While Shaffer’s Salieri is a mediocrity, he (also like Eggers) suffers the tragedy of being uniquely qualified to appreciate his rival’s mystifying genius: he’s a priest of Mozart’s music amid the heretic dunces who think it has too many notes. Another feature he has in common with Eggers is his inability to describe his subject’s genius in anything other than meaningless generalisations that leave no room for independent reaction. As evidenced by Shaffer’s article on Amadeus in the New York Times magazine, this is an affliction shared by the scriptwriter himself:

“[E]verything we played of Mozart — no matter how often repeated — never staled or irritated, nor lost its power to enchant […]. The music itself possesses the attributes of total invulnerability under the assault of relentless repetition […]. I myself have found this mystery in Mozart to hold intact for almost 40 years.”

The Amadeus Mystery looks a lot less mysterious upon closer inspection. Mozart was a child prodigy pushed to the limit and hawked all over the courts of Europe by his maniacal father, the deputy Kapellmeister of the Archbishopric of Salzburg, who had decided to pursue his thwarted career ambitions through his son — in other words, Mozart was a kind of 18th century Michael Jackson. That accounts for his prodigious talent and his early exposure. The social and historical processes by which this talent and exposure turned into “genius” are rather more complex, an interplay of happenstance, individual ambitions, Austrian and German nationalism, moneymaking, and various conscious attempts to build a canon or claim a legacy. But they certainly can’t be derived from Mozart’s music and its “phrases of delight” and “unfulfillable longing” and “total invulnerability under relentless repetition.” That way lies bullshit.

We’re Not Worthy

I take the Shaffer quotes above from Joseph Horowitz’s essay “Mozart as Midcult: Mass Snob Appeal,” a merciless skewering of the pretensions behind Amadeus. Horowitz constrasts Shaffer’s banality with the words of the composer Ferrucio Busoni, who wrote the following in a letter to his wife after revising Mozart’s The Marriage of Figaro:

“All through the years the score of Figaro has remained unchanged in my estimation, like a lighthouse in the surging seas. But when I looked at it again, a week ago, I discovered human weaknesses in it for the first time; and my soul flew for joy when I realised that I am not so far behind it as I thought, in spite of the discovery being a real loss, and a pointing to the lack of durability in all human activities; (and how much more in my own!) […].”

On the surface, this quote from Busoni might seem arrogant — he’s comparing himself to the great Mozart! — but like Horowitz, I find it an honest and moving antidote to the pomposity of Shaffer (and Eggers). Busoni’s joy in discovering that Mozart was not so far ahead of him shows a greater respect not only for Mozart, but also for himself and humanity in general. How much more generous and humble it is to regard another as a fellow human being whose work has human flaws!

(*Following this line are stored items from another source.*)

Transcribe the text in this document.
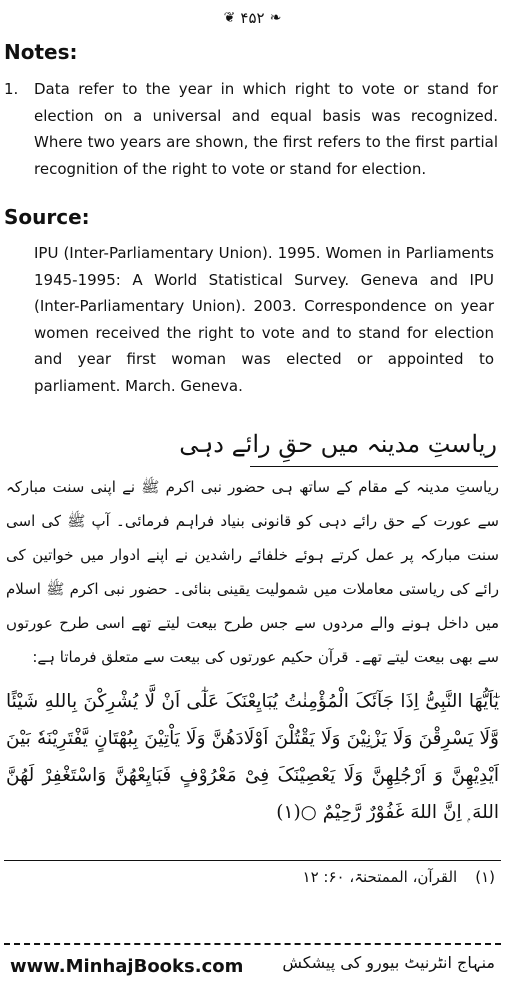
❦ ۴۵۲ ❧
Notes:
1. Data refer to the year in which right to vote or stand for election on a universal and equal basis was recognized. Where two years are shown, the first refers to the first partial recognition of the right to vote or stand for election.
Source:
IPU (Inter-Parliamentary Union). 1995. Women in Parliaments 1945-1995: A World Statistical Survey. Geneva and IPU (Inter-Parliamentary Union). 2003. Correspondence on year women received the right to vote and to stand for election and year first woman was elected or appointed to parliament. March. Geneva.
ریاستِ مدینہ میں حقِ رائے دہی
ریاستِ مدینہ کے مقام کے ساتھ ہی حضور نبی اکرم ﷺ نے اپنی سنت مبارکہ سے عورت کے حق رائے دہی کو قانونی بنیاد فراہم فرمائی۔ آپ ﷺ کی اسی سنت مبارکہ پر عمل کرتے ہوئے خلفائے راشدین نے اپنے ادوار میں خواتین کی رائے کی ریاستی معاملات میں شمولیت یقینی بنائی۔ حضور نبی اکرم ﷺ اسلام میں داخل ہونے والے مردوں سے جس طرح بیعت لیتے تھے اسی طرح عورتوں سے بھی بیعت لیتے تھے۔ قرآن حکیم عورتوں کی بیعت سے متعلق فرماتا ہے:
یٰٓاَیُّھَا النَّبِیُّ اِذَا جَآئَکَ الْمُؤْمِنٰتُ یُبَایِعْنَکَ عَلٰٓی اَنْ لَّا یُشْرِکْنَ بِاللهِ شَیْئًا وَّلَا یَسْرِقْنَ وَلَا یَزْنِیْنَ وَلَا یَقْتُلْنَ اَوْلَادَھُنَّ وَلَا یَاْتِیْنَ بِبُھْتَانٍ یَّفْتَرِیْنَهٗ بَیْنَ اَیْدِیْھِنَّ وَ اَرْجُلِھِنَّ وَلَا یَعْصِیْنَکَ فِیْ مَعْرُوْفٍ فَبَایِعْھُنَّ وَاسْتَغْفِرْ لَھُنَّ اللهَ ۭ اِنَّ اللهَ غَفُوْرٌ رَّحِیْمٌ ○(۱)
(۱)
القرآن، الممتحنۃ، ۶۰: ۱۲
www.MinhajBooks.com منہاج انٹرنیٹ بیورو کی پیشکش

It’s neither humble nor generous to bow before “genius”; it’s quite the opposite. Worship is always demeaning to the object of worship. In declaring someone a genius, you’re imposing your own schema on them, reducing them to a mere conduit for greatness, denying them a key feature of human agency: the ability to fuck up and produce something flawed. [4] In declaring someone a genius, you’re attempting to control audience reaction to their work, to stifle opposition, to place some aspect of their work beyond question. In declaring someone a genius, you’re attempting to validate your own tastes and your own ability to discern greatness — an act that betrays equal parts insecurity and vanity.

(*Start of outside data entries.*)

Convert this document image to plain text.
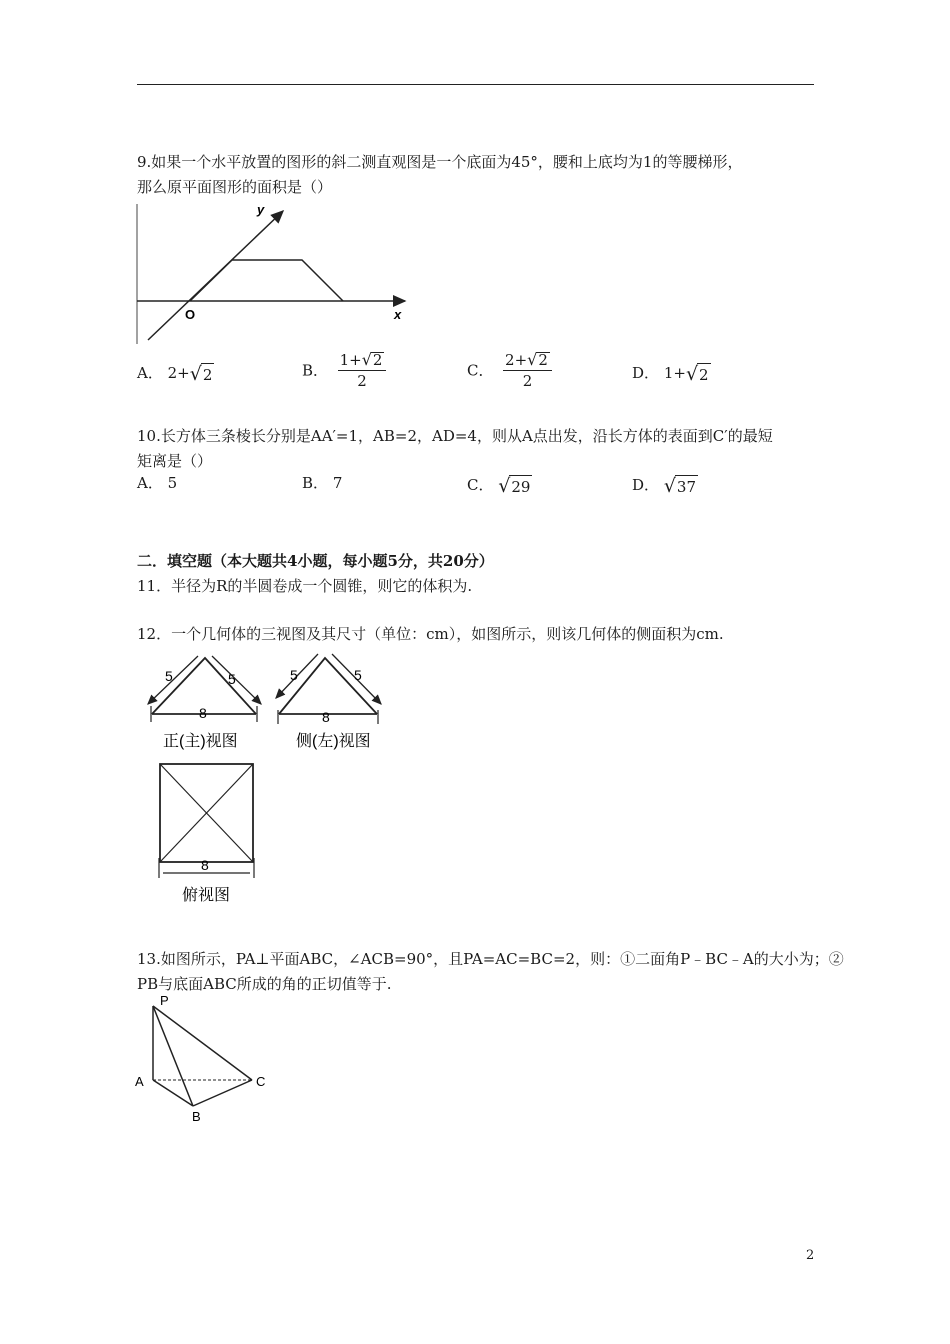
9.如果一个水平放置的图形的斜二测直观图是一个底面为45°，腰和上底均为1的等腰梯形，
那么原平面图形的面积是（）
y
O	x
A． 2+√2	B． $\frac{1+√2}{2}$	C． $\frac{2+√2}{2}$	D． 1+√2
10.长方体三条棱长分别是AA′=1，AB=2，AD=4，则从A点出发，沿长方体的表面到C′的最短
矩离是（）
A． 5	B． 7	C． √29	D． √37
二．填空题（本大题共4小题，每小题5分，共20分）
11．半径为R的半圆卷成一个圆锥，则它的体积为.
12．一个几何体的三视图及其尺寸（单位：cm），如图所示，则该几何体的侧面积为cm.
5	5
8
正(主)视图
5	5
8
侧(左)视图
8
俯视图
13.如图所示，PA⊥平面ABC，∠ACB=90°，且PA=AC=BC=2，则：①二面角P﹣BC﹣A的大小为；②
PB与底面ABC所成的角的正切值等于.
P
A
B
C
2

Maybe there are true geniuses out there — beings of supernatural artistic ability, producing incomprehensibly flawless works. But for me, these entities can have nothing of interest to say. Ultimately, I’m a humanist, interested in the works of human beings. I’m interested in the work of my brothers and sisters, not in the workings of the supernatural. As far as I’m concerned, geniuses can go to hell.


[1] Dave Eggers on David Foster Wallace, 2006-11-16. Jest Fest. LA Weekly. [web] 

[2] S. B., 2011-08-28. Why I am no longer a skeptic. 

[3] S. B., 2013-02-08. Bronies and the New Sincerity. 

[4] S. B., 2013-07-17. Ways of Objectifying.